Gonzalez v. Google LLC, No. 21-1333, is the first Supreme Court case to consider the scope of Section 230 of the Communications Decency Act, 47 U.S.C. § 230, which immunizes internet companies from liability against claims treating them as the publisher or speaker of user content. In 2015, Nohemi Gonzalez was studying abroad in Paris, France, when she was killed during a series of ISIS attacks on civilians. Her estate sued Google, alleging that the company aided and abetted ISIS in violation of the Antiterrorism Act, 18 U.S.C. § 2331 by permitting ISIS to post videos on YouTube, recommending those videos to vulnerable users, and sharing advertising revenue with ISIS. The plaintiffs argued that YouTube’s services were central to the growth of ISIS activity, as their recommendation algorithm pushed ISIS recruitment videos to users that were susceptible to ISIS messaging. Seeking to dismiss the case, Google asserted that Section 230 immunized them from plaintiffs’ claims because the plaintiffs were seeking to hold Google liable for harms caused by content posted by ISIS.

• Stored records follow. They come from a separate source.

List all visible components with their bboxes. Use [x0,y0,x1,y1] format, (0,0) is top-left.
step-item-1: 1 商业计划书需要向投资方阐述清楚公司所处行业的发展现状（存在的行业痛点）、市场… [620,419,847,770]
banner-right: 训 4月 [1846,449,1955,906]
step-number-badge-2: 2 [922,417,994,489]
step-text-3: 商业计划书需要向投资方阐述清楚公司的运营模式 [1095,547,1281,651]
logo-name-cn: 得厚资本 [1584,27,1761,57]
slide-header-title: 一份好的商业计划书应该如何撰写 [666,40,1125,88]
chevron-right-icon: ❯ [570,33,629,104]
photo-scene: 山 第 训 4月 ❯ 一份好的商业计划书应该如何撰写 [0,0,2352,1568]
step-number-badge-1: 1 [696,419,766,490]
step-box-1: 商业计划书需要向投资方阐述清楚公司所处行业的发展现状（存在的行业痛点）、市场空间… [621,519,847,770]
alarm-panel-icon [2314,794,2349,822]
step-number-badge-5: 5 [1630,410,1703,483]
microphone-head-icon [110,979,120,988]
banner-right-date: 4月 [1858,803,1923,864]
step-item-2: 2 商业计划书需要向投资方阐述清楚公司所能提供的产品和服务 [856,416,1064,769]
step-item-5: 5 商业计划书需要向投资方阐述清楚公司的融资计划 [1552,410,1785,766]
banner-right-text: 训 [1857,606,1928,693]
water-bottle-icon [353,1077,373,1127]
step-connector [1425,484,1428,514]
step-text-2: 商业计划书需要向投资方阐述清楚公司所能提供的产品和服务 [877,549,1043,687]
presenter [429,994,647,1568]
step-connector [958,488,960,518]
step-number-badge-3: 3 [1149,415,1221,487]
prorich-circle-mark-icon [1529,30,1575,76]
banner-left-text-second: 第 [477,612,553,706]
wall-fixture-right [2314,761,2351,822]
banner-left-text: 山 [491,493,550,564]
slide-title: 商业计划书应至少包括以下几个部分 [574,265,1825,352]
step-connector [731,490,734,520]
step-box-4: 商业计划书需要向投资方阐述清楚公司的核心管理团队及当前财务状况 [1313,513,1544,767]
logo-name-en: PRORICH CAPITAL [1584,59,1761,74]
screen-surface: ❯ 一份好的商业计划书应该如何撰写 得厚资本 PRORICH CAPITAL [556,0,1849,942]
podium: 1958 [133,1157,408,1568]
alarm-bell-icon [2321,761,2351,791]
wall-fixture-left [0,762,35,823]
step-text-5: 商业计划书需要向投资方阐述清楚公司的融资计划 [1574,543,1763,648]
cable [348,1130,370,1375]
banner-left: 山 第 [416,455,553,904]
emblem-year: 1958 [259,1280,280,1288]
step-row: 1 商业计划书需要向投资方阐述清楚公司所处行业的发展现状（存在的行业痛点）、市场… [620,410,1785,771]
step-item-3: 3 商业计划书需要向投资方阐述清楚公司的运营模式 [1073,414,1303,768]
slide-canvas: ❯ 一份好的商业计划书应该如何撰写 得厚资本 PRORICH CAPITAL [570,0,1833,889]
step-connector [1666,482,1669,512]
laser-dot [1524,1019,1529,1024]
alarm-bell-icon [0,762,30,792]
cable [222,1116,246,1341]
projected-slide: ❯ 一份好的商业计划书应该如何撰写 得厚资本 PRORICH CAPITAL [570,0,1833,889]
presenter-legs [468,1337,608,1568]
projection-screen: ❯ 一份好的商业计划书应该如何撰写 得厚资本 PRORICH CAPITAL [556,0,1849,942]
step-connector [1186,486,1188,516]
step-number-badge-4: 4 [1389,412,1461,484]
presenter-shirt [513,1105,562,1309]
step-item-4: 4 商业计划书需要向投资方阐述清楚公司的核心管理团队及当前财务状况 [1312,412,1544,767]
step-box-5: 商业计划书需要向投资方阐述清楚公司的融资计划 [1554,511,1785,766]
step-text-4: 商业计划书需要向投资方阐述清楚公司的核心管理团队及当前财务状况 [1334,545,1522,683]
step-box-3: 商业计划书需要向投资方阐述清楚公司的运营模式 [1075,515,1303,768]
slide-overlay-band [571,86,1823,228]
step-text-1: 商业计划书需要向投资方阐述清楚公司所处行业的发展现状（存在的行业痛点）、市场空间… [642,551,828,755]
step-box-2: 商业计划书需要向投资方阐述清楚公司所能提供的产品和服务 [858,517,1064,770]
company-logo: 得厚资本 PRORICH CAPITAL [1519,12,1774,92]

The district court ruled in Google’s favor, holding that Section 230 immunized Google from plaintiffs’ claims because they sought to hold Google liable for harms caused by ISIS content. The Ninth Circuit, hearing this case alongside Twitter v. Taamneh and Clayborn v. Twitter, mostly affirmed the district court’s ruling, but held that Section 230 did not bar one claim: an allegation that Google shared advertising revenue with ISIS. The case is now before the Supreme Court, where the Court has limited its review to whether Section 230 immunizes internet companies when they recommend harmful content to users.
On December 7, 2022, EPIC filed an amicus brief in support of neither party, urging the Supreme Court to interpret Section 230 in a way consistent with its original purpose, which would immunize internet companies from claims based on publishing third-party content but not from claims alleging harmful product design or those brought under statutes like the Fair Housing Act, 42 U.S.C. §§ 3601 et seq., and Fair Credit Reporting Act, 15 U.S.C. § 1681a(f), which target non-publishing conduct. EPIC argued that a simple rule, consistent with the original purpose behind Section 230, would resolve many of the difficult cases that implicate Section 230: “[can] the claim also be brought against the original speaker or publisher, whom Section 230 calls the ‘information content provider’”? By requiring internet companies to show that (1) a claim alleges that they published or spoke information and (2) they did not provide, create, or develop the information, EPIC’s suggested interpretation of Section 230 would cover the types of harms that Congress had in mind when enacting the statute without immunizing harms caused by internet companies themselves, including those caused by harmfully designed products and algorithms, as well as violations of reporting and data privacy obligations under state and federal law.